With Vacuum, we permanently remove data that requires erasure from our Delta table. However, Vacuum removes all the versions of our table that are older than the retention period. This leaves us in a situation of digital obsolescence - data amnesia. We have effectively removed the data we needed to, but in the process we have deleted the evolutionary lineage of our table. In simple terms, we have limited our ability to time travel through the history of our Delta tables.
This reduces our ability to retain the audit trail of the data transformations that were performed on our Delta tables. Can’t we just have both the erasure assurance and audit trail?

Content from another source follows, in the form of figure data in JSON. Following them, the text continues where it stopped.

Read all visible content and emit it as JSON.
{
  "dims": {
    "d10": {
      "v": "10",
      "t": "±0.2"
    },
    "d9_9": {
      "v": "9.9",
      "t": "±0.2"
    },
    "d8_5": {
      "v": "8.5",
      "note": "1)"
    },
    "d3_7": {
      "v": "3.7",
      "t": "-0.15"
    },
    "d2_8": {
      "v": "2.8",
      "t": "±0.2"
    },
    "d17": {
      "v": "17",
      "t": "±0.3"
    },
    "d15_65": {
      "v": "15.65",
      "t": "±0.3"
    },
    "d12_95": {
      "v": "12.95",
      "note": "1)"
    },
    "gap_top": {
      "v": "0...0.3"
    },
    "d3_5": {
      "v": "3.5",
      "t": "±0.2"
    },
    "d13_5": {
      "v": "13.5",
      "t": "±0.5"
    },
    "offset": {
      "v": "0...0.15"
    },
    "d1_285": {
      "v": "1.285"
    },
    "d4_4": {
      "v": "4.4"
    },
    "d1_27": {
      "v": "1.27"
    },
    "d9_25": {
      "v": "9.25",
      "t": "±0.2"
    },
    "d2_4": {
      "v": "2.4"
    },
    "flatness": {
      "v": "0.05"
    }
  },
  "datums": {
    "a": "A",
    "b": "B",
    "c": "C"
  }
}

Let’s look into other possibilities.
Approach 2 - Anonymization
Another way of defining “deletion of data” is transforming the data in a way that cannot be reversed. This way the original data is destroyed but our ability to extract statistical information will be preserved. If we observe “the right to be forgotten” requirement from this angle, we can apply transformations to the data so that the person cannot be identified by the information obtained after these transformations. During the decades of software practices, more and more sophisticated techniques were developed to anonymise data. While anonymization is a widely used approach, it has some downsides.
The main challenge with anonymization is that it should be part of the engineering practices from the very beginning. Introducing it at later stages leads to inconsistent state of the data storage with the possibility that highly sensitive data is made available for the broad audience by mistake. This approach will work fine with small (in terms of number of columns) datasets and when applied from the very beginning of the development process.
Approach 3 - Pseudonymization/Normalized tables
Normalizing tables is a common practice in the relational database world. We all have heard about six commonly used normalized forms (or at least a subset of them). In the area of data warehouses this approach evolved into dimensional data modeling, when data is not strictly normalized but presented in a form of facts and dimensions. Within the domain of big data technologies, normalization became a less widely used tool.
In the case of "the right to be forgotten” requirement, normalization (or pseudonymization) can actually lead to a possible solution. Let’s imagine a Delta table that contains ‘personally identifiable information’ (PII) columns and data (not PII) columns. Rather than deleting all records we can split the table into two:
- PII table that contains sensitive data
- All other data that is not sensitive and loses its ability to identify a person without the other table
In this case, we can still apply the approach of “data amnesia” to the first table and keep the main dataset intacted. This approach has the following benefits:
- It’s reasonably easy to implement
- It gives the possibility to keep the most of the data available for reuse (for instance for the ML models) while being compliant with regulations
While it sounds like a good approach, we should also consider the downside of it. Normalization/Pseudonymization comes hand in hand with the necessity to join datasets, which leads to unexpected costs and performance penalties. When normalization means splitting one table into two, this approach might be reasonable, but without control it can easily go into multiple tables just to get simple information from the dataset. Also splitting tables in PII and non-PII data can quickly lead to doubling of the number of tables and causing data governance hell.
Another caveat to keep in mind is: without control, it introduces ambiguity in data structure. Say for example, you need to extend your data with a new column, where are you going to add it: to the PII and non-PII table?
This approach works the best if the organization is already using normalized datasets, either with Delta or migrating to Delta. If the normalization is already a part of data layout, then implementing “data amnesia” to only PII data is a logical approach.